The RAGAgent class implements Retrieval-Augmented Generation (RAG) to provide intelligent search and response generation. It combines vector search capabilities with the LLM to give contextually relevant answers.

  • Query categorization and classification
  • Vector similarity search in Qdrant
  • Context-aware response generation
  • Document citation handling

Main Components

1. Query Processing

  • query_categorization: Classifies queries into predefined categories (technical manual, safety protocol, etc.)
  • query: Orchestrates the complete RAG pipeline from query to final response

2. Search and Retrieval

  • qdrant_search: Performs semantic search using query embeddings, filters results by document category and returns top-k most relevant documents.

3. Response Generation

  • generate_response: Creates natural language responses using retrieved context, uses LLM with specialized prompts, Provides citations to source documents.

Query Category Model

A Pydantic model that defines the structure for query categorization, used by RAGAgent to classify queries into relevant categories (technical_manual, safety_protocol, etc.).

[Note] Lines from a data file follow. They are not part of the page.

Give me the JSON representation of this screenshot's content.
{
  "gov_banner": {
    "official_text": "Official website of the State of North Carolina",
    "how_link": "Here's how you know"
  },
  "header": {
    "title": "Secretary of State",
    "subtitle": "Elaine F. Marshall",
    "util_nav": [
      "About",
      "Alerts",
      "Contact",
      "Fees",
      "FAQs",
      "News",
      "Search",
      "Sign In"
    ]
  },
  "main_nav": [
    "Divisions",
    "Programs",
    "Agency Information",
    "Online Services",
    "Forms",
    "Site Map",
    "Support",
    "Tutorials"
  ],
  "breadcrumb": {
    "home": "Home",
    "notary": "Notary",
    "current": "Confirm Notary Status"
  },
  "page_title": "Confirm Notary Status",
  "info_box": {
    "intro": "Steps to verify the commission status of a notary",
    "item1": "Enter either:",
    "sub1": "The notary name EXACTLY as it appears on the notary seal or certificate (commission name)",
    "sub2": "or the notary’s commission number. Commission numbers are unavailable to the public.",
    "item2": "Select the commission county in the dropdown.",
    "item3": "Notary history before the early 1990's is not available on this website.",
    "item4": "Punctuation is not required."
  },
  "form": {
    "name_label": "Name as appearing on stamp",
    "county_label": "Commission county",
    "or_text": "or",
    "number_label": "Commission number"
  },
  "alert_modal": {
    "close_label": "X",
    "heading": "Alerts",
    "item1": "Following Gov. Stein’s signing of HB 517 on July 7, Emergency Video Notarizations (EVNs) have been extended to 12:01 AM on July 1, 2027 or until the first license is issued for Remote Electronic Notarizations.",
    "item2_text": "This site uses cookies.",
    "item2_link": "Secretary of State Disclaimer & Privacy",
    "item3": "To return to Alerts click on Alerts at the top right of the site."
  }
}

# Define category model for query classification
class Category(BaseModel):
   category: str
class RAGAgent:
    """
    Agent responsible for Retrieval-Augmented Generation (RAG) operations.
    """
    def __init__(self, mistral_client: Mistral, qdrant_client: QdrantClient):
        self.mistral_client = mistral_client
        self.qdrant_client = qdrant_client

    def generate_response(self, context: str, query: str) -> str:
        """Generate a response based on the given context and query."""
        chat_response = self.mistral_client.chat.complete(
            model=model,
            messages=[
                {
                    "role": "user",
                    "content": response_generation_prompt.format(context=context, query=query)
                },
            ]
        )
        return chat_response.choices[0].message.content

    def query_categorization(self, query: str) -> str:
        """Categorize the query into predefined categories."""
        chat_response = self.mistral_client.chat.parse(
            model=model,
            messages=[
                {
                    "role": "system",
                    "content": "Classify the query into one or more categories of the following list: ['technical_manual', 'safety_protocol', 'maintenance_guide', 'troubleshooting_guide']"
                },
                {
                    "role": "user",
                    "content": query,
                },
            ],
            response_format=Category,
            max_tokens=256,
            temperature=0
        )
        return json.loads(chat_response.choices[0].message.content)

    def qdrant_search(self, query: str, category: str = None, top_k: int = 5) -> List[Dict[str, Any]]:
        """Search for similar texts in Qdrant based on the query and category."""
        query_vector = DataProcessor(self.mistral_client, self.qdrant_client).get_text_embedding([query])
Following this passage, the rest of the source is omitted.